South Park, Colorado: Call before you drill
by Randy Scholfield
Great news for sportsmen who love to fish and hunt in Colorado: The BLM has announced new rules for managing oil and gas leasing in Colorado that should help preserve the health of millions of acres of pristine hunting and fishing lands in the state.
In recent years, the BLM has struggled to stay ahead of the sometimes breakneck pace of oil and gas development in the West.
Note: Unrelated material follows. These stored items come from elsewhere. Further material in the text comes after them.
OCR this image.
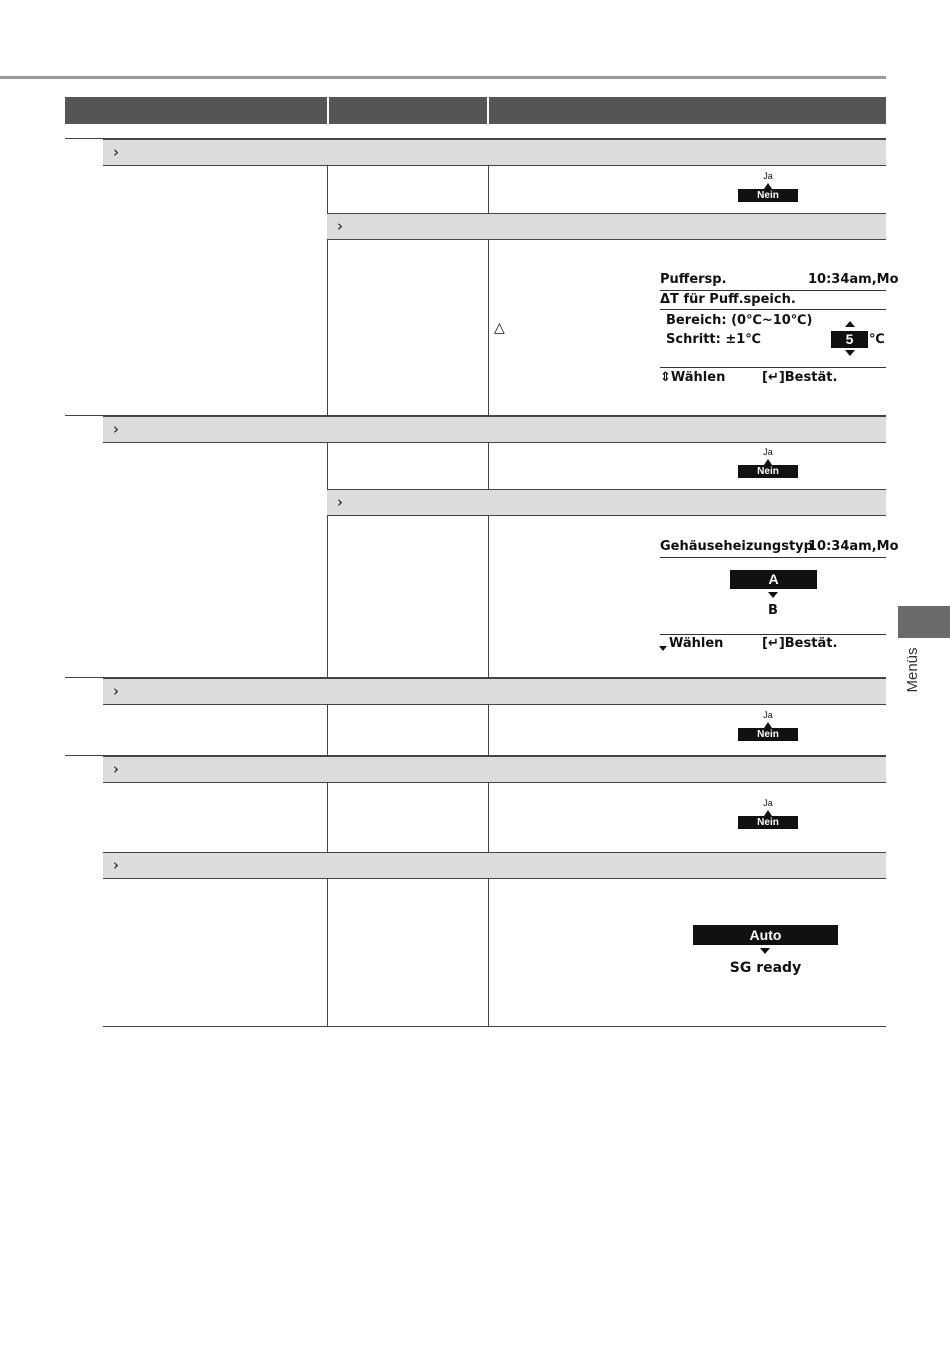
›
Ja
Nein
›
△
Puffersp.	10:34am,Mo
ΔT für Puff.speich.
Bereich: (0℃~10℃)
Schritt: ±1℃	5	℃
⇕Wählen	[↵]Bestät.
›
Ja
Nein
›
Gehäuseheizungstyp
10:34am,Mo
A
B
Wählen	[↵]Bestät.
›
Ja
Nein
›
Ja
Nein
›
Auto
SG ready
Menüs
In 2010, the Interior Department launched a Master Leasing Plan (MLP) program in several states to provide more detailed, valley-to-peak assessments of natural resources and where oil and gas drilling should—and shouldn’t—take place.
The BLM move this week defers some 3 million acres in Colorado, putting them "on hold" for leasing while the agency develops MLPs that work to balance energy exploration with conservation goals.
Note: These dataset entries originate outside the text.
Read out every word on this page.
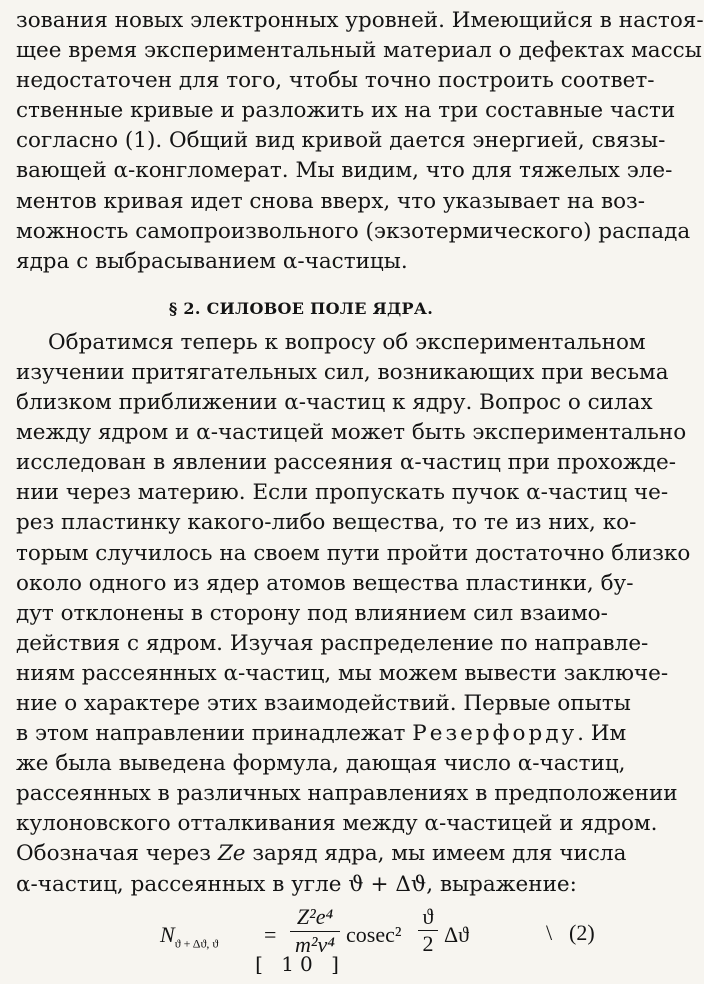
зования новых электронных уровней. Имеющийся в настоя-
щее время экспериментальный материал о дефектах массы
недостаточен для того, чтобы точно построить соответ-
ственные кривые и разложить их на три составные части
согласно (1). Общий вид кривой дается энергией, связы-
вающей α-конгломерат. Мы видим, что для тяжелых эле-
ментов кривая идет снова вверх, что указывает на воз-
можность самопроизвольного (экзотермического) распада
ядра с выбрасыванием α-частицы.
§ 2. СИЛОВОЕ ПОЛЕ ЯДРА.
Обратимся теперь к вопросу об экспериментальном
изучении притягательных сил, возникающих при весьма
близком приближении α-частиц к ядру. Вопрос о силах
между ядром и α-частицей может быть экспериментально
исследован в явлении рассеяния α-частиц при прохожде-
нии через материю. Если пропускать пучок α-частиц че-
рез пластинку какого-либо вещества, то те из них, ко-
торым случилось на своем пути пройти достаточно близко
около одного из ядер атомов вещества пластинки, бу-
дут отклонены в сторону под влиянием сил взаимо-
действия с ядром. Изучая распределение по направле-
ниям рассеянных α-частиц, мы можем вывести заключе-
ние о характере этих взаимодействий. Первые опыты
в этом направлении принадлежат Резерфорду. Им
же была выведена формула, дающая число α-частиц,
рассеянных в различных направлениях в предположении
кулоновского отталкивания между α-частицей и ядром.
Обозначая через Ze заряд ядра, мы имеем для числа
α-частиц, рассеянных в угле ϑ + Δϑ, выражение:
$N_{ϑ + \Delta ϑ, ϑ} = \frac{\text{Z²e⁴}}{\text{m²v⁴}} cosec^2 \frac{ϑ}{2}$ Δϑ	\ (2)
[ 10 ]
These "look before you lease" plans are especially important for protecting sensitive wildlife areas and iconic landscapes beloved by the public--places like South Park and North Park in Colorado, vast Serengeti-like valleys renowned for world-class trout streams and herds of mule deer, elk, and pronghorn.
And in the long run, MLPs provide more certainty to oil and gas developers, by letting them know up front and in detail what standards they must meet for a particular lease parcel.
"It's common sense and good policy to hold off offering oil and gas leases in South Park while the community and land managers decide how to protect wildlife and other natural resources while allowing responsible energy development," said Bill Dvorak, a commercial outfitter and public lands organizer with the National Wildlife Federation. "We commend the Colorado BLM for paving the way to make that happen."
When it comes to developing energy on our public lands, it's important to "look before you lease"--or we risk losing some irreplaceable home waters.
Randy Scholfield is TU's communications director for the Southwest region.